Because of the way that Gen Zers seek and digest information, it is imperative that politicians are forthcoming with facts - especially economic data.
Candidates will no longer be able to conceal that in addition to paying $420 billion in corporate taxes, businesses also spent another 50 billion dollars and squandered 1.14 billion hours on tax preparation.
Yes, you read that correctly. During the course of just one year, American businesses eat up 1.14 billion hours - equivalent to an astonishing 130,000 years - just to file their tax returns!
If anything, voters should be demanding an explanation as to why it takes the government just 25 days to deplete what it collectively costs businesses over 130,000 years to prepare for!
Any candidate who is still splitting hairs over tax percentages and berating job creators, instead of addressing why tax regulations have become so onerous that businesses require 130,000 years just to file returns, is not doing the American people, or mankind, justice.

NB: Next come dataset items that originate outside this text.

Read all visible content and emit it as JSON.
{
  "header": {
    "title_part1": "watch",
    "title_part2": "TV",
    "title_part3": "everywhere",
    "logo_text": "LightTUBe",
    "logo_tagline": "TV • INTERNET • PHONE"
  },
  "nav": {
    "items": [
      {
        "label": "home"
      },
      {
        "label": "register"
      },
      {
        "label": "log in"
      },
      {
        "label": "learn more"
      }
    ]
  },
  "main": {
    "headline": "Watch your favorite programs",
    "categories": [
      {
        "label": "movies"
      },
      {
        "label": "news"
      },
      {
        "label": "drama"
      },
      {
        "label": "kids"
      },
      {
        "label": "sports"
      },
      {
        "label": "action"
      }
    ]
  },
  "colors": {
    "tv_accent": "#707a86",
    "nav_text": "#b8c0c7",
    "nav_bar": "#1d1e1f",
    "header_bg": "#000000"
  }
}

Words cannot even begin to describe the amount of progress that civilization can make in 130,000 years. To put it into perspective, the picture below illustrates the extent of innovation that existed 100,000 years ago. Please note that this is not an actual photograph, as the camera would not be invented for at least another 129,792 years.
I seriously do not know how anyone can look at this picture and not think about all of the life-saving inventions that could have transpired, or the number of global crises that could have been resolved if those 1.14 billion hours of brainpower was allotted to innovation and problem solving instead of to tax preparations.

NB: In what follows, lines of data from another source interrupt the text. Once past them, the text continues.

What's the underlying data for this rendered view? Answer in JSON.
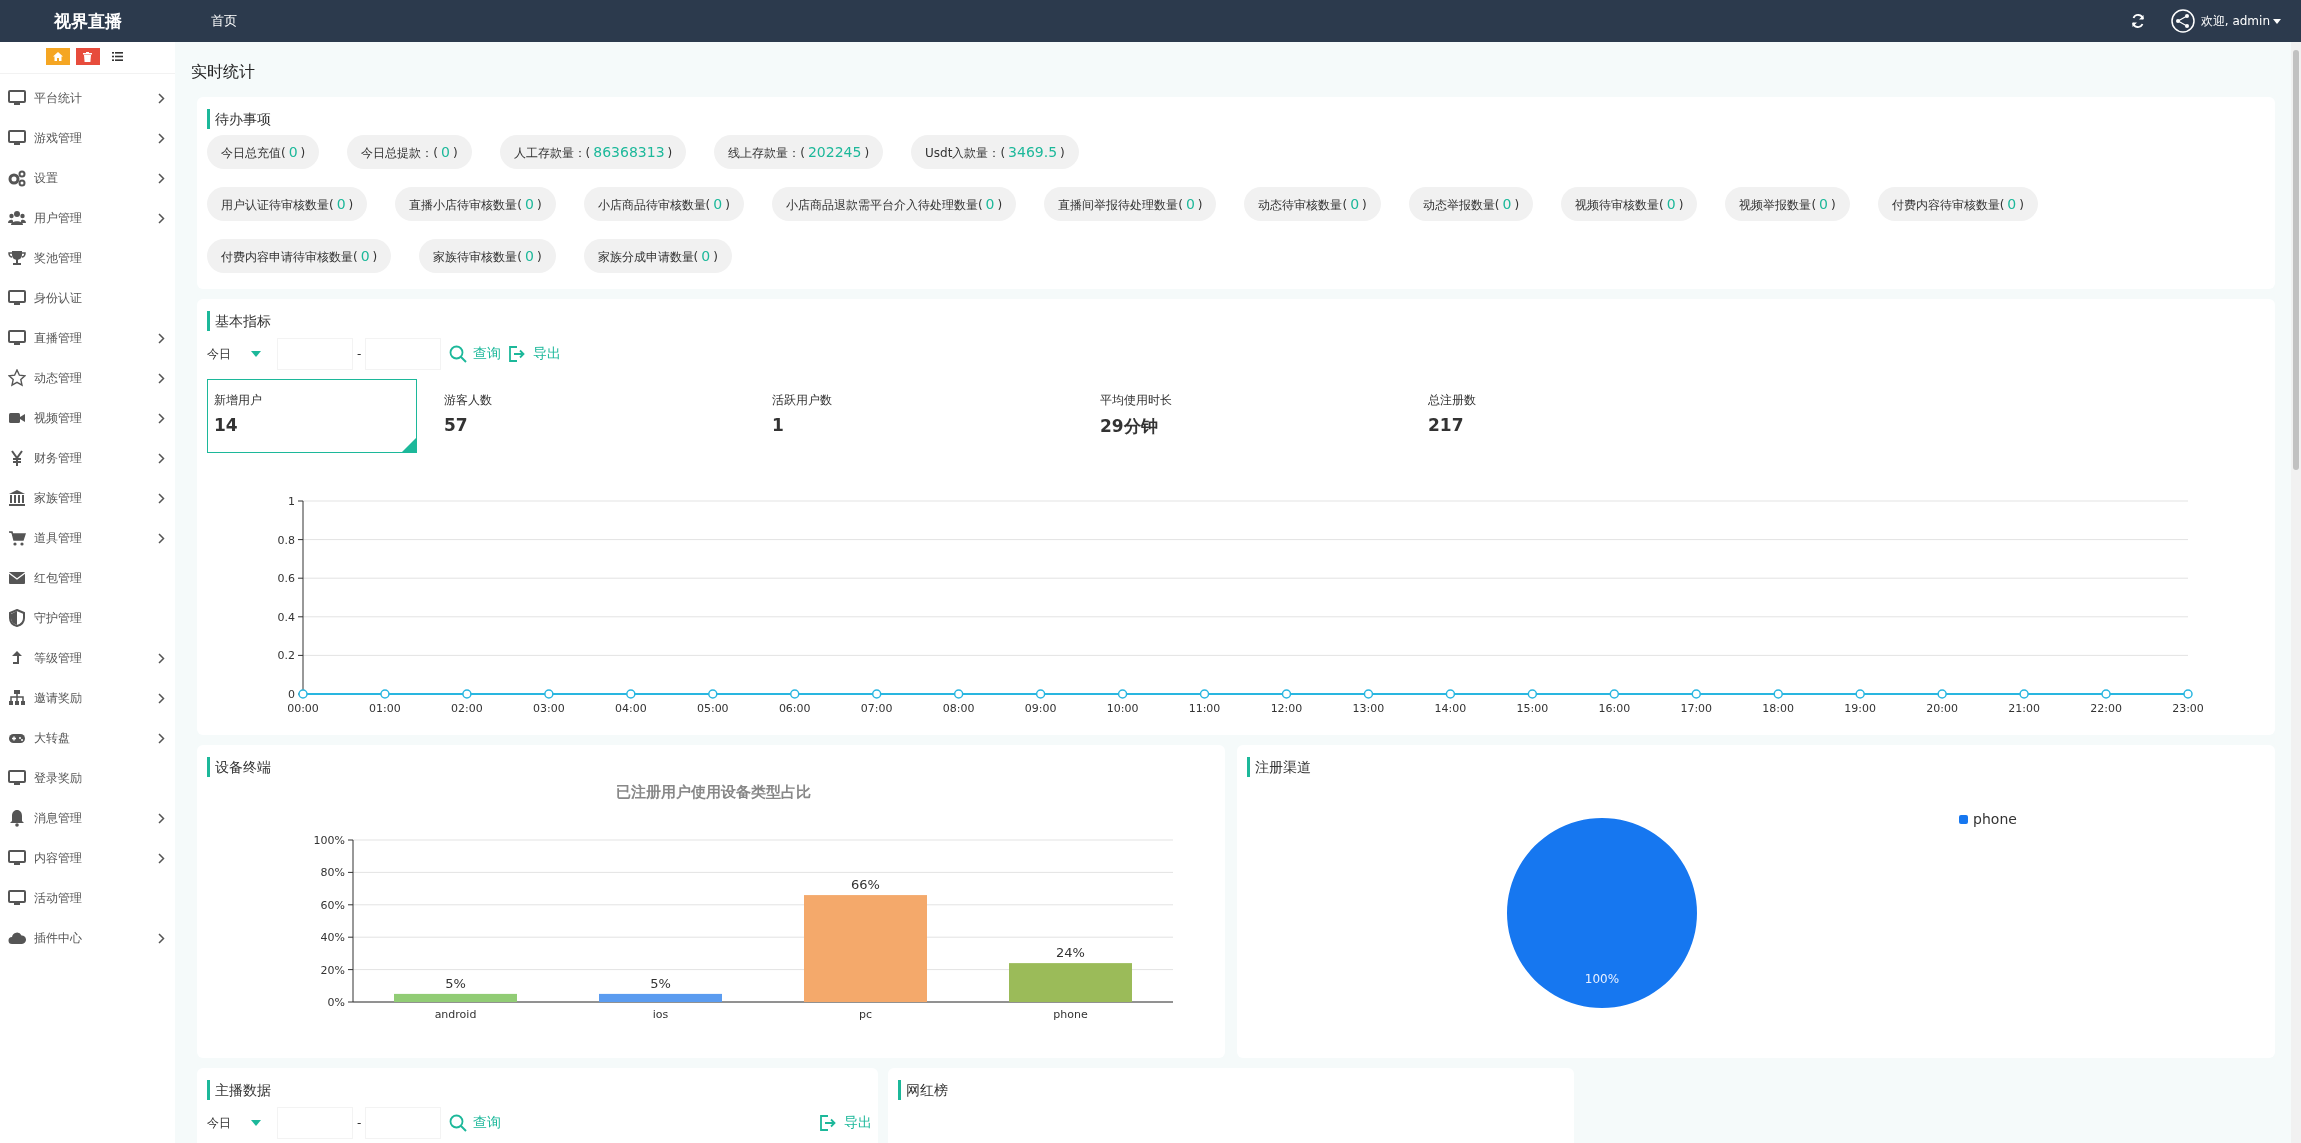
{
  "topbar": {
    "brand": "视界直播",
    "nav": [
      {
        "label": "首页",
        "selected": false
      }
    ],
    "user": "欢迎, admin"
  },
  "sidebar": {
    "items": [
      {
        "label": "平台统计",
        "has_submenu": true
      },
      {
        "label": "游戏管理",
        "has_submenu": true
      },
      {
        "label": "设置",
        "has_submenu": true
      },
      {
        "label": "用户管理",
        "has_submenu": true
      },
      {
        "label": "奖池管理",
        "has_submenu": false
      },
      {
        "label": "身份认证",
        "has_submenu": false
      },
      {
        "label": "直播管理",
        "has_submenu": true
      },
      {
        "label": "动态管理",
        "has_submenu": true
      },
      {
        "label": "视频管理",
        "has_submenu": true
      },
      {
        "label": "财务管理",
        "has_submenu": true
      },
      {
        "label": "家族管理",
        "has_submenu": true
      },
      {
        "label": "道具管理",
        "has_submenu": true
      },
      {
        "label": "红包管理",
        "has_submenu": false
      },
      {
        "label": "守护管理",
        "has_submenu": false
      },
      {
        "label": "等级管理",
        "has_submenu": true
      },
      {
        "label": "邀请奖励",
        "has_submenu": true
      },
      {
        "label": "大转盘",
        "has_submenu": true
      },
      {
        "label": "登录奖励",
        "has_submenu": false
      },
      {
        "label": "消息管理",
        "has_submenu": true
      },
      {
        "label": "内容管理",
        "has_submenu": true
      },
      {
        "label": "活动管理",
        "has_submenu": false
      },
      {
        "label": "插件中心",
        "has_submenu": true
      }
    ]
  },
  "page_title": "实时统计",
  "todo": {
    "title": "待办事项",
    "rows": [
      [
        {
          "label": "今日总充值(",
          "value": "0",
          "close": ")"
        },
        {
          "label": "今日总提款：(",
          "value": "0",
          "close": ")"
        },
        {
          "label": "人工存款量：(",
          "value": "86368313",
          "close": ")"
        },
        {
          "label": "线上存款量：(",
          "value": "202245",
          "close": ")"
        },
        {
          "label": "Usdt入款量：(",
          "value": "3469.5",
          "close": ")"
        }
      ],
      [
        {
          "label": "用户认证待审核数量(",
          "value": "0",
          "close": ")"
        },
        {
          "label": "直播小店待审核数量(",
          "value": "0",
          "close": ")"
        },
        {
          "label": "小店商品待审核数量(",
          "value": "0",
          "close": ")"
        },
        {
          "label": "小店商品退款需平台介入待处理数量(",
          "value": "0",
          "close": ")"
        },
        {
          "label": "直播间举报待处理数量(",
          "value": "0",
          "close": ")"
        },
        {
          "label": "动态待审核数量(",
          "value": "0",
          "close": ")"
        },
        {
          "label": "动态举报数量(",
          "value": "0",
          "close": ")"
        },
        {
          "label": "视频待审核数量(",
          "value": "0",
          "close": ")"
        },
        {
          "label": "视频举报数量(",
          "value": "0",
          "close": ")"
        },
        {
          "label": "付费内容待审核数量(",
          "value": "0",
          "close": ")"
        }
      ],
      [
        {
          "label": "付费内容申请待审核数量(",
          "value": "0",
          "close": ")"
        },
        {
          "label": "家族待审核数量(",
          "value": "0",
          "close": ")"
        },
        {
          "label": "家族分成申请数量(",
          "value": "0",
          "close": ")"
        }
      ]
    ]
  },
  "metrics": {
    "title": "基本指标",
    "filter": {
      "period": "今日",
      "separator": "-",
      "query": "查询",
      "export": "导出"
    },
    "stats": [
      {
        "label": "新增用户",
        "value": "14",
        "selected": true
      },
      {
        "label": "游客人数",
        "value": "57",
        "selected": false
      },
      {
        "label": "活跃用户数",
        "value": "1",
        "selected": false
      },
      {
        "label": "平均使用时长",
        "value": "29分钟",
        "selected": false
      },
      {
        "label": "总注册数",
        "value": "217",
        "selected": false
      }
    ],
    "chart_data": {
      "type": "line",
      "categories": [
        "00:00",
        "01:00",
        "02:00",
        "03:00",
        "04:00",
        "05:00",
        "06:00",
        "07:00",
        "08:00",
        "09:00",
        "10:00",
        "11:00",
        "12:00",
        "13:00",
        "14:00",
        "15:00",
        "16:00",
        "17:00",
        "18:00",
        "19:00",
        "20:00",
        "21:00",
        "22:00",
        "23:00"
      ],
      "series": [
        {
          "color": "#29b6e0",
          "values": [
            0,
            0,
            0,
            0,
            0,
            0,
            0,
            0,
            0,
            0,
            0,
            0,
            0,
            0,
            0,
            0,
            0,
            0,
            0,
            0,
            0,
            0,
            0,
            0
          ],
          "marker": true
        }
      ],
      "ylim": [
        0,
        1
      ],
      "yticks": [
        0,
        0.2,
        0.4,
        0.6,
        0.8,
        1
      ],
      "grid": true
    }
  },
  "devices": {
    "title": "设备终端",
    "chart_data": {
      "type": "bar",
      "title": "已注册用户使用设备类型占比",
      "categories": [
        "android",
        "ios",
        "pc",
        "phone"
      ],
      "series": [
        {
          "values": [
            5,
            5,
            66,
            24
          ]
        }
      ],
      "colors": [
        "#91cc75",
        "#5b9cf0",
        "#f4a96b",
        "#9bbb59"
      ],
      "ylim": [
        0,
        100
      ],
      "yticks": [
        {
          "value": 0,
          "label": "0%"
        },
        {
          "value": 20,
          "label": "20%"
        },
        {
          "value": 40,
          "label": "40%"
        },
        {
          "value": 60,
          "label": "60%"
        },
        {
          "value": 80,
          "label": "80%"
        },
        {
          "value": 100,
          "label": "100%"
        }
      ],
      "grid": true,
      "value_labels": [
        "5%",
        "5%",
        "66%",
        "24%"
      ]
    }
  },
  "channels": {
    "title": "注册渠道",
    "chart_data": {
      "type": "pie",
      "categories": [
        "phone"
      ],
      "series": [
        {
          "color": "#1677f0",
          "values": [
            100
          ]
        }
      ],
      "value_labels": [
        "100%"
      ]
    }
  },
  "anchors": {
    "title": "主播数据",
    "filter": {
      "period": "今日",
      "separator": "-",
      "query": "查询",
      "export": "导出"
    }
  },
  "ranking": {
    "title": "网红榜"
  }
}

The shame of it all is that there are actually politicians who are so fixated on scapegoating businesses for their own failed economic policies, that they are incapable of recognizing all that humanity has lost.
For these partisans, no matter how much time and capital that America’s businesses contribute in taxes, it will never be enough.
But what they don’t seem to realize is that even if Harris could tax corporations 100% of their profits, all that would do is buy the government an extra 202 days of spending.
Let that sink in. All of America’s 2023 corporate profits combined amounts to only about 6 months of federal spending!
Although the economic impact of tax hikes would be inconsequential, the inverse is true for tax and regulation cuts.
The economy would exponentially improve if instead of burning resources on tax expenses, businesses were incented to put those funds towards employing and innovating.
In fact, if companies had allocated just one quarter of last year’s total $470 billion tax burden to workforce expansion, at today’s average annual salary of $60,000, nearly 2 million new full-time jobs would have been created and 72% more Americans would now be fully employed.
Even if corporations neglected to hire one single employee, but instead redirected those tax expenditures to innovating, it would still result in substantially more economic value than the money going to the federal government.
The reason is simple. Innovation - not government - is the engine of economic abundance. In fact, according to economists, a staggering 85% of economic growth is fueled by innovation alone. This is why some of history’s greatest bull markets and most roaring economies have all coincided with new innovation - particularly, an invention in mass media.
Imagine how much more prosperous - not to mention, safer - all Americans would be if instead of stealing precious innovating hours from businesses, the government just adhered to its mandate to “provide for the common defense, promote the general welfare and secure the blessings of liberty to ourselves and our posterity.”
Fortunately, thanks, in large part, to Gen Z voters, it is looking like common sense will prevail and the preposterous “businesses aren’t paying their fair share” narrative will finally be retired once and for all.
Then, maybe just maybe, instead of wasting breath, fighting over a few meaningless percentage points, the parties can begin uniting over ways to prevent America’s innovators from moving offshore so that today’s most consequential innovation, like blockchain technology, can empower the next economic boom and ensure American prosperity for generations to come.